Could Mozilla be a Cloud Handset Powerhouse?
The newest Firefox OS could be a game-changer in the handset space, and even have an influence on the cloud as a whole.
We think of smartphones and we think of Apple, the glamour leader, Android/Google the market-share leader, or Microsoft the perpetually hopeful. Now maybe we have to think of another name, the Mozilla Foundation. Their newest Firefox OS could be a game-changer in the handset space, and even have an influence on the cloud as a whole.
Smartphones introduced what might be the key concept for the online world and the underpinning of our coming mobile-empowered age--the "app". An app is a kind of shorthand link from an icon to an experience, typically fulfilled in large part by a hosted service and represented by a URL. By shortcutting the navigation process, an app makes it possible for a mobile user to access information without getting (too) distracted. It matches the mindset of the mobile user, who is living life in the wide world and not sitting at a desk taking time with browsing. The app revolution is percolating into the PC world now; Google is dropping its customized "iGoogle" homepage next year in favor of an app page.
What Mozilla wants to do is to introduce some openness to this process, and perhaps to make it a bit more cloud-friendly. Firefox OS takes handset capabilities (display, GPS, radio) and makes them accessible as standard APIs. These can be used by web authors in HTML5 pages and scripts, and they can be combined with URLs that represent external web-linked or network resources. Instead of installing an app, you simply load an HTML5 page and you're running.
What you end up with is a model for something I call "brightphones"--phones that have some intelligence but are less expensive and less "internalized" in feature generation than the smartphones that run today's mobile OSs (iOS, Android, Microsoft, etc.). Under this model, the handset guys build a cheaper version of their device and run Firefox OS on it. It competes indirectly with smartphones because it can deliver much the same experience for MOST (not all) apps, but can do it cheaper and using cloud resources more extensively, so it favors cloud-based service strategies.

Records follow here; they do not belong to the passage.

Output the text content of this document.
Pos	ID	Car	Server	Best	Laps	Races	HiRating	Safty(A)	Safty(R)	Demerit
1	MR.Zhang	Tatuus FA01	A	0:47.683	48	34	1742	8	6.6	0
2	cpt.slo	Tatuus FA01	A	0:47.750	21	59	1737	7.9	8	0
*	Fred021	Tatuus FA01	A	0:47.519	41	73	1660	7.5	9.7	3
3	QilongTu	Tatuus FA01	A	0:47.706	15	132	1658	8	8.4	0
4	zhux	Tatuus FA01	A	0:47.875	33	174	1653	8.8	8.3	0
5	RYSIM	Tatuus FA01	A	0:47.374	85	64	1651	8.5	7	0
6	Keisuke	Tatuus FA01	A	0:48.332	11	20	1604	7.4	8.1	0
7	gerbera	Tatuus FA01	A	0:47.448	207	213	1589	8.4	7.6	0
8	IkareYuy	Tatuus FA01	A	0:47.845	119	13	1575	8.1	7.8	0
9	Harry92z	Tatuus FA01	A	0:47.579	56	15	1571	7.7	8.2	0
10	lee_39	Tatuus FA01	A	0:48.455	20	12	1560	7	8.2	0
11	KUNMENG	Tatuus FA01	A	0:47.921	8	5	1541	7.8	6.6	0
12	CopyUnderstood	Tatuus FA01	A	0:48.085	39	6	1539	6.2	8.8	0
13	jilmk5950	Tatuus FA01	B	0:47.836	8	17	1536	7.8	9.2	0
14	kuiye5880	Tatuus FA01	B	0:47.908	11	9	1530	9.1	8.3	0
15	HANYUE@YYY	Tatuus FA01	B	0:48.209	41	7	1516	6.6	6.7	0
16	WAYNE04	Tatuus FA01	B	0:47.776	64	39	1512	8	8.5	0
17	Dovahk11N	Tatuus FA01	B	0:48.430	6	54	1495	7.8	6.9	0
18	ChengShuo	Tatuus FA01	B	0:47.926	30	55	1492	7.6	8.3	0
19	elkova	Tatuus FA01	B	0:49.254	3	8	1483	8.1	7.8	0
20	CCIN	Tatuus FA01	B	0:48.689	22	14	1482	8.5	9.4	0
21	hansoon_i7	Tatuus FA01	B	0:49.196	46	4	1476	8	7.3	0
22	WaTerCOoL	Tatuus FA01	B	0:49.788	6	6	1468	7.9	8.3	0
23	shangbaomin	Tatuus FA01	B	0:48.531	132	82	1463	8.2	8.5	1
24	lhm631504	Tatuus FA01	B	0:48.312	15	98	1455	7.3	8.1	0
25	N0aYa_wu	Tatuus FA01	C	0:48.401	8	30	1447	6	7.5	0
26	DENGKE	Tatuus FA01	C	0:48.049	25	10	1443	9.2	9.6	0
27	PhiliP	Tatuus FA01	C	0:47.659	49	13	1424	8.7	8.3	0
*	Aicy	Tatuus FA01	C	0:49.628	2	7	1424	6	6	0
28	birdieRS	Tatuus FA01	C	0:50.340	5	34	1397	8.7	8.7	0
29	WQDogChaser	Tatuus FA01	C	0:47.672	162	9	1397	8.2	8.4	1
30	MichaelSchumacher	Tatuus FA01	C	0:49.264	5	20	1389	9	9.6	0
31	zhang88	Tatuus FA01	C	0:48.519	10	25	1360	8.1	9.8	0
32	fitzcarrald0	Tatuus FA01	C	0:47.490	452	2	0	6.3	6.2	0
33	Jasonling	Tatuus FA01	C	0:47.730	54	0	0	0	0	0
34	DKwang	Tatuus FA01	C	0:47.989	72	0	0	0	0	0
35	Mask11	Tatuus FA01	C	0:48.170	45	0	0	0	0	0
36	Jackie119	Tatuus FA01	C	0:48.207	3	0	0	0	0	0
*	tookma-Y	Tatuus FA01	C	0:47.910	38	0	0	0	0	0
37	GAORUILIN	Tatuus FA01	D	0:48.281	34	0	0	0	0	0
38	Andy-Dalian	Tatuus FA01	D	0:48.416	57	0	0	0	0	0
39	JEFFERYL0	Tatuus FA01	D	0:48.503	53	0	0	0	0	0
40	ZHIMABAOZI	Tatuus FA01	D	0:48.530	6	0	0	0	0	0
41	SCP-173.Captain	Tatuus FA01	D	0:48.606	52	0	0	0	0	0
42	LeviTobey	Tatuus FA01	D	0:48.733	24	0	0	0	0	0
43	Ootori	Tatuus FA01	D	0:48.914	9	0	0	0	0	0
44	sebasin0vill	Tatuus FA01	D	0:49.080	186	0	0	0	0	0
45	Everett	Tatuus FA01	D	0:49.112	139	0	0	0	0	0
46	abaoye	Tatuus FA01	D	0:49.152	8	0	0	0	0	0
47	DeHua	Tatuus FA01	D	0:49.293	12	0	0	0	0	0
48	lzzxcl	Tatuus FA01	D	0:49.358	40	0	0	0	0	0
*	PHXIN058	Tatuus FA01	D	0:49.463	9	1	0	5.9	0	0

The telcos--most in private and some in public--love this notion because it could reduce the mobile-market dominance of the smartphone vendors. Some are also very interested in the fact that this model could help them deploy their own smartphone features, hosted by the operators and used in those HTML5-based apps.
This latest version of Firefox OS comes at an interesting time, because Microsoft is clearly ramping up for a giant cloud and appliance battle with Google. The most recent salvo is Office 2013, which will be supported on even the Windows RT version of Microsoft's Surface tablet, and which will for the first time include integration with Microsoft's Lync UC platform as well as Skype and Yammer. All of this seems to point to a more cloud-centric vision for collaboration in general and UC in particular. Microsoft's strategy is proprietary, of course, but Firefox OS could present an open strategy for creating collaboration.
Here's how it could play out: Imagine an HTML5 web developer weaving some handset or tablet features together with a cloud-hosted set of tools that included whiteboard, meeting, video, voice, etc. The result would look like a UC app, and it could work not only on phones or tablets but also on Firefox browsers for desktops and laptops, providing that there was some way to mimic APIs that represented the "handset or tablet features". That doesn't seem like rocket science, and in fact Mozilla seems to be planning to provide these tools for PCs and other platforms that Firefox runs on. Mobility, communications, collaboration, and productivity--even access to business applications--might be merged into this glorious HTML5-based process and hosted (of course!) in the cloud.
An open model like this could offer significant benefits to users. If apps can be developed and deployed like HTML5 web pages, it sure simplifies the process of tuning collaboration and productivity features to each worker's specific needs. In theory, it would open the door for developers to deploy productivity tools as cloud services that could then be composed into pretty screens by those HTML5 authors. It could also redefine the competition in the space, forcing the primary collaboration and UC vendors to open their features up as cloud-hosted services delivered through URLs. Some might like this kind of business model--it's more subscription than purchase, and clearly what Microsoft and Google envision already.
There are potential security issues here too, of course. Any web page can access any URL, which might mean that an HTML5 author building an app for a business could incorporate tools that were untrustworthy, meaning unreliable or insecure. Maybe even downright malicious. The details on how Firefox OS could be secured are yet to be finalized, and it's not known whether these mechanisms would work only on Firefox OS or also on the Firefox browser running on other platforms. In any event, the security problems with Firefox would be no worse than those associated with any sort of thin-client, browser-based, application access strategy. How well does anybody know what's inside those URLs, particularly when they're interfaces to a service instead of interfaces that deliver a visual experience like a web page?
That's likely a question that enterprises will have to ask, and answer, and not only for Firefox OS. The trends in the market seem to be driving us toward a service-feature model of applications in general, a model where application features are exposed through APIs and URLs and composed into screens on demand. Most of the security mechanisms that target the use of URLs or web APIs are firewall-based and designed to enable or block, but can they scale to the size of the cloud? Can they be updated to keep pace with the delivery of new application and communications features? We're probably going to find out.